L’effacement de cette séparation formelle est devenu particulièrement explicite lors de la dernière campagne présidentielle étasunienne. Hostile à Donald Trump lors de son premier mandat, le grand capital techno-numérique a largement soutenu ce dernier en amont de sa réélection en 2024. Souvent décrit comme un soudain retournement de veste, cet alignement politique repose en réalité sur la construction d’une hégémonie numérique en général et sur le phagocytage des capacités administratives des Etats en particulier. Longuement commentée de manière idéaliste, l’agressivité d’Elon Musk – le plus visible des patrons de la big tech investissant le champ politique – n’est en réalité rendue possible que par l’emprise politique acquise par capital techno-numérique ces dernières décennies.
Technoféodalisme?
L’émergence conjointe d’une rente de la donnée et d’une nouvelle économie politique est parfois désignée comme le signe de l’émergence d’un «technoféodalisme» sur les ruines du capitalisme. En fonction de ses promoteurs, le terme est utilisé de manière plus ou moins prudente. Yanis Varoufakis, par exemple, affirme sans ambages que le technoféodalisme aurait remplacé le capitalisme. D’autres, comme Cédric Durand ou McKenzie Wark, considèrent plutôt le technoféodalisme comme une tendance au sein du capitalisme, sans postuler qu’un changement de régime politico-économique aurait déjà eu lieu. Quoi qu’il en soit, le terme a tellement fonctionné qu’il est sorti des sphères intellectuelles pour atteindre le sommet de la gauche de rupture européenne: Mélenchon comme Yolanda Diaz – vice-première ministre de l’État espagnol – y font référence comme étant la principale transformation politico-économique à laquelle il faudrait s’opposer.

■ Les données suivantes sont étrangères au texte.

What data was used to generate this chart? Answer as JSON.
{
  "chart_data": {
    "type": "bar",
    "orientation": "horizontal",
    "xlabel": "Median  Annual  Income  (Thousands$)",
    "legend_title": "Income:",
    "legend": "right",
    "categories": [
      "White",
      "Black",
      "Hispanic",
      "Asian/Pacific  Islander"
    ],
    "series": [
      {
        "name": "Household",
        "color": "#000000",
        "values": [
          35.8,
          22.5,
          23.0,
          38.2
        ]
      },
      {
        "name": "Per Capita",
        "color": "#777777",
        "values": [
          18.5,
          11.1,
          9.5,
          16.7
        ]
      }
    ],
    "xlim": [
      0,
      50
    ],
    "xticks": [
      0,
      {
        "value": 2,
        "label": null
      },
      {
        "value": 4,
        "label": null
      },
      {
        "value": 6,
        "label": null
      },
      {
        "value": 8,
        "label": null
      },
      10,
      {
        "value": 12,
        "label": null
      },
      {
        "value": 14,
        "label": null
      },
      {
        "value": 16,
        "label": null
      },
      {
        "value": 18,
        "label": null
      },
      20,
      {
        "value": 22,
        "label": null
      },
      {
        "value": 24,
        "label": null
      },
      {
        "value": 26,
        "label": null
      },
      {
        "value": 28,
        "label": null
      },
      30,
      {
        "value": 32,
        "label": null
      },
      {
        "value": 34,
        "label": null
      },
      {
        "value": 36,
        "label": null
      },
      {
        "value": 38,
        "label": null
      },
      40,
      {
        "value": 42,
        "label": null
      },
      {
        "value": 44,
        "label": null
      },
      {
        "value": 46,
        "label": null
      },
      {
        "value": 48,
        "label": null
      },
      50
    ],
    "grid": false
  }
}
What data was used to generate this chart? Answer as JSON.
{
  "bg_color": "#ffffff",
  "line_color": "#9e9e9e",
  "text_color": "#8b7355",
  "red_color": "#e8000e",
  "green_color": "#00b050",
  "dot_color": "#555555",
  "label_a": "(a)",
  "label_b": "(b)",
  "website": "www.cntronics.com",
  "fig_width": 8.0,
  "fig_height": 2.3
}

Les réactions marxistes au concept de «technoféodalisme» ont été particulièrement vives et hostiles. Au croisement d’enjeux économiques, théoriques et politiques, le débat s’est progressivement embourbé dans une – insoluble et particulièrement complexe – controverse historiographique pour savoir si le concept de féodalisme était adapté. En réalité, le débat est avant tout sémantique: la référence au féodalisme inquiète d’abord parce qu’elle fait disparaître la mention explicite du capitalisme. Parce qu’il insiste probablement un peu trop sur le caractère «régressif» de la tendance en cours, le concept de technoféodalisme risque peut-être de redorer le blason du capitalisme en lui réattribuant (implicitement) une dimension progressiste. L’inquiétude n’est donc pas complètement injustifiée, puisque le terme semble s’être fondu dans un populisme de gauche qui ne s’attaque plus à la domination du capital en général, mais seulement à quelques «seigneurs techno-féodaux» et autres ultra-riches – renouvelant ainsi, à l’ère du numérique, la focalisation sur les 1% au détriment d’une critique des rapports sociaux de production. Cette focalisation sémantique a toutefois noyé le fond du débat théorique – en particulier l’effacement de la séparation formelle entre l’économie et le politique – dans des procès d’intentions et joutes rhétoriques dispensables.
S’il semble désormais plutôt clair que le concept de technoféodalisme présente d’importantes limites, il ne faudrait pas que son rejet piétine sa fonction heuristique et masque les réalités essentielles qu’il a permis de décrire. Il ne suffit pas de rappeler, comme le font ses détracteur·ices, que l’économie sous dominance du secteur numérique reste capitaliste: il faut aussi montrer dans quelle nouvelle réalité celle-ci nous plonge, et quelles en sont les implications sur nos manières de lutter contre le capitalisme, quelle que soit sa forme.